I have to say the fuel injectors are the only thing left on my list of big maintenance jobs that I haven't yet done since buying the car so if in getting them rebuilt sorts the issue I would be happy.

In terms of the turbo I have run a homemade catch can for some time and having recently pulled the outlet pipe off for inspection the vapour is oil free at least at idle and under no load throttle. There is some end play on the turbo intake side when cold but I keep forgetting to check when warm as from what I gather it is better to check this when warm due to the expansion of the metal. It would be worth mentioning that this turbo is not an original it's an exchange unit from a very highly respected company, however from what you said about it being rare for a D24 turbo to fail, it might be worth changing it back to an original unit. I have had very bad experience with cheap turbos in the past so my suspicion keeps leading me back to it (despite costing over £300 for the exchange unit). Following this trail of thought the one I sent off to get exchanged that was passing oil when I got the car was also not an original but was a remanufactured Garrett unit.

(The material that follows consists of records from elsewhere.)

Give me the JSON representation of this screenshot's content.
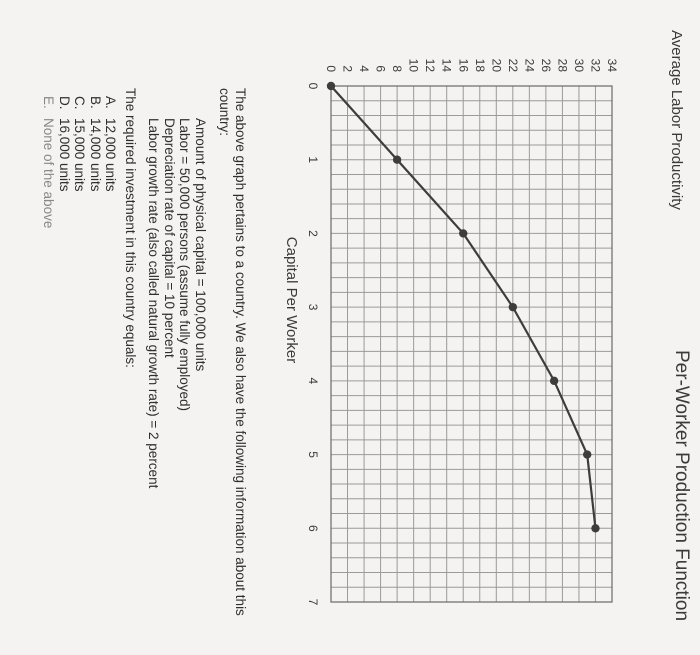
{
  "chart_data": {
    "type": "line",
    "title": "Per-Worker Production Function",
    "xlabel": "Capital Per Worker",
    "ylabel": "Average Labor Productivity",
    "x_ticks": [
      "0",
      "1",
      "2",
      "3",
      "4",
      "5",
      "6",
      "7"
    ],
    "y_ticks": [
      "0",
      "2",
      "4",
      "6",
      "8",
      "10",
      "12",
      "14",
      "16",
      "18",
      "20",
      "22",
      "24",
      "26",
      "28",
      "30",
      "32",
      "34"
    ],
    "xlim": [
      0,
      7
    ],
    "ylim": [
      0,
      34
    ],
    "grid": true,
    "series": [
      {
        "x": [
          0,
          1,
          2,
          3,
          4,
          5,
          6
        ],
        "y": [
          0,
          8,
          16,
          22,
          27,
          31,
          32
        ]
      }
    ]
  },
  "text": {
    "intro": "The above graph pertains to a country. We also have the following information about this country:",
    "facts": [
      "Amount of physical capital = 100,000 units",
      "Labor = 50,000 persons (assume fully employed)",
      "Depreciation rate of capital = 10 percent",
      "Labor growth rate (also called natural growth rate) = 2 percent"
    ],
    "question": "The required investment in this country equals:",
    "options": [
      {
        "letter": "A.",
        "text": "12,000 units"
      },
      {
        "letter": "B.",
        "text": "14,000 units"
      },
      {
        "letter": "C.",
        "text": "15,000 units"
      },
      {
        "letter": "D.",
        "text": "16,000 units"
      },
      {
        "letter": "E.",
        "text": "None of the above"
      }
    ]
  }
}
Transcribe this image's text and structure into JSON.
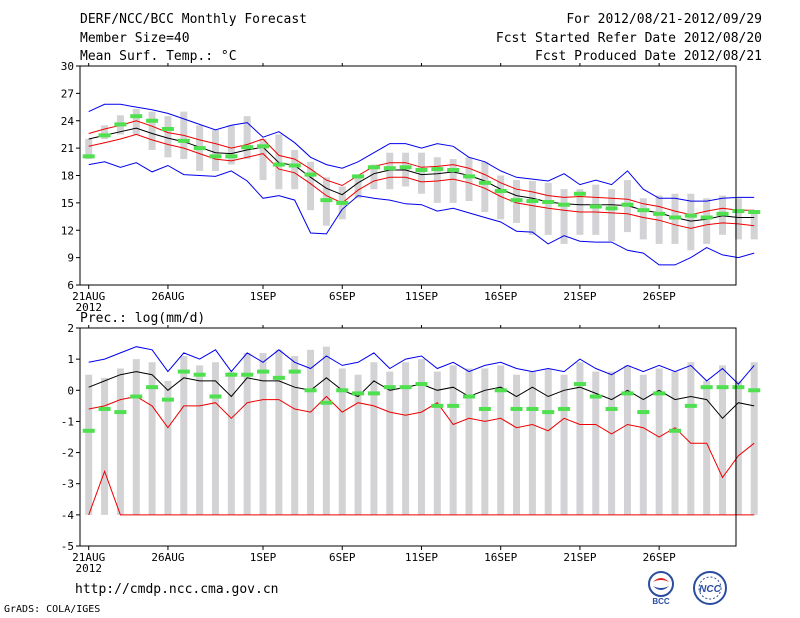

In regards to an internal issue, one of my recent maintenance tasks was the valve shims and almost all the intake side had no clearance before I changed the shims so perhaps this could have had an effect on the valve stem seals?

Finally I have no EGR on this engine as it is an early type with mechanical lifters and such.

I hope this gives you a bit more information and I will try removing the exhaust for evidence of oil on that side of the turbo.
For interest here's the company I used for the exchange unit: http://www.universal-turbos.com/
And I've attached some pictures one is the turbo I took off the car (red tag) the other is the exchange unit.